Выбрать главу

Clay avait une impression de total désenchantement.

Il avait froid en dedans.

Sa vie finissait.

Un jour ou l’autre, toutes les vies finissent. À lui son heure avait sonné : il acceptait son destin.

Le groupe tourna le couloir… Le directeur de la prison les attendait avec les journalistes.

Sans un mot, il s’effaça pour laisser entrer le condamné.

Clay vit la chaise.

Il l’avait déjà vue ; à cette époque-là, il ne pensait pas devoir un jour s’asseoir dessus.

Il eut un frémissement.

Le pasteur s’écarta et les gardiens le conduisirent au siège mortel.

L'un d'eux noua les sangles tandis que l’autre fixait le casque sur sa tête.

On n’entendait plus que la respiration des assistants.

Clay ne réagissait plus.

Il avait joué à pile ou face et il avait perdu.

Il promena un regard morne sur les spectateurs de sa mort. Au tout premier rang, il y avait Ox.

Le gros Ox, sourcils froncés, lèvres serrées.

Ox qui était venu lui donner un petit coup de main pour franchir la porte étroite de l’infini.

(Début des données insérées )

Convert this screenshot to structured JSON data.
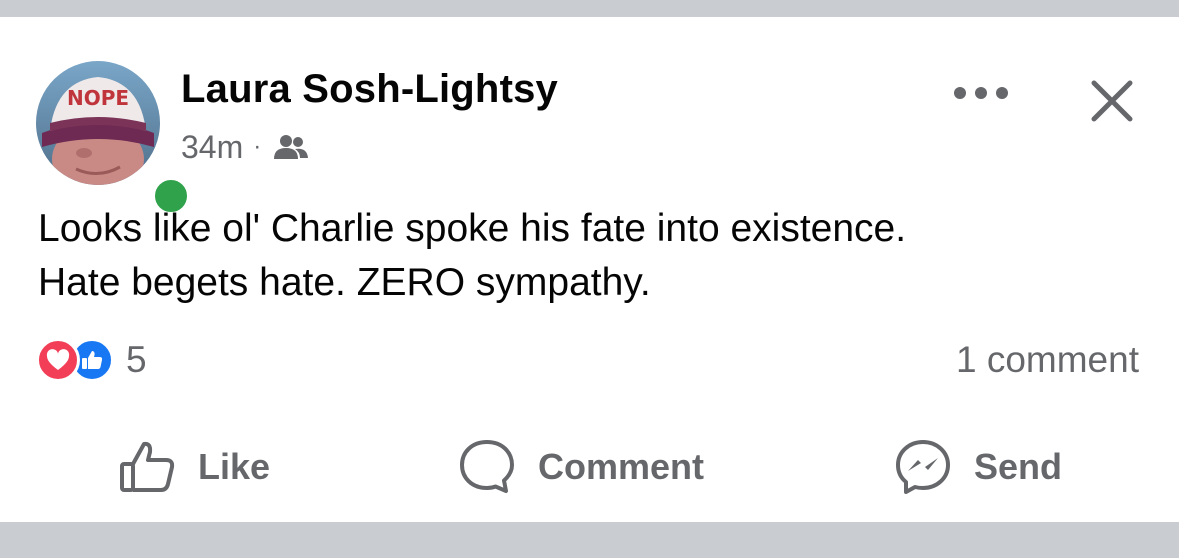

Le lieutenant cligna de l’œil à son ancien collaborateur. Puis, prenant une décision brusque, il s’avança vers lui.

Les gardiens reculèrent, leur besogne terminée. Ox se pencha alors sur Clay :

— Bon courage, Clay, chuchota-t-il. Si ça peut vous aider à faire la culbute, je vais vous dire que j’ai tout pigé dans votre affaire… Je sais que c’est à cause de cette fille que vous êtes là…

Le regard du condamné exprimait une immense gratitude.

Ox poursuivit :

— J’ai pigé aussi pourquoi vous avez renoncé à l’accabler. Vous vous êtes dit que votre mort serait un exemple, que, puisqu’elle était inévitable, il fallait au moins qu’elle serve à quelque chose… Ici, c’est à foutre la pétoche aux jeunots de chez nous… C'est bien, mon gars, je vous remercie.

Clay voulut parler, mais Ox s’étant reculé, le directeur venait de donner le signal et la grande secousse traversa son corps.

Il se crispa dans ses liens, eut une contorsion terrible qui tendit les courroies.

Son visage devint violet.

Puis il s’affaissa.

Le courant fut interrompu, puis remis, puis interrompu à nouveau.

Un médecin s’approcha, ausculta méthodiquement le supplicié. Après quoi il se tourna vers les assistants et dit d’une voix nette :

— Je déclare que cet homme est mort.

— Dieu ait pitié de son âme, répondit le pasteur.

CONCLUSION

Gloria Masure roulait à vive allure sur la côte de Floride.

La route escarpée longeait la mer, la surplombant.

À un moment donné, elle aperçut une petite crique bien tentante et décida de se baigner.

La vie était belle : elle était riche. Elle avait gagné la terrible partie de pile ou face…

C'était rudement fameux de vaincre !

Elle vit une vieille Pontiac se ranger derrière sa voiture.

Un homme énorme, vêtu d’une extravagante chemise jaune et d’une cravate orange, en descendit.

Cela faisait un bout de temps déjà qu’il la suivait.

Elle lui jeta un regard méfiant.

— Beau temps, dit-il aimablement.

Ç’avait l’air d’un bon gros, elle fut rassurée.

Elle s’approcha de la falaise pour examiner la crique et voir si quelque sentier n’y conduisait pas.

Elle était à deux pas du gouffre.

Le gros homme s’approcha d’elle :

— Drôle de point de vue, murmura-t-il.

Il l’intriguait.

Le gros homme sortit un revolver.

— Reculez ! dit-il.

Elle eut un sursaut, regarda autour d’elle.

Le paysage était désertique.

— Au secours ! hurla-t-elle.

— Reculez ! insista calmement le gros homme.

Elle eut peur. Elle fit un pas en arrière, battit des bras et chuta dans le vide.

Alors, le lieutenant Ox rengaina son arme et retourna à sa voiture.

Il allait pouvoir passer des vacances paisibles, maintenant.

C'était un type qui ne pouvait supporter les injustices.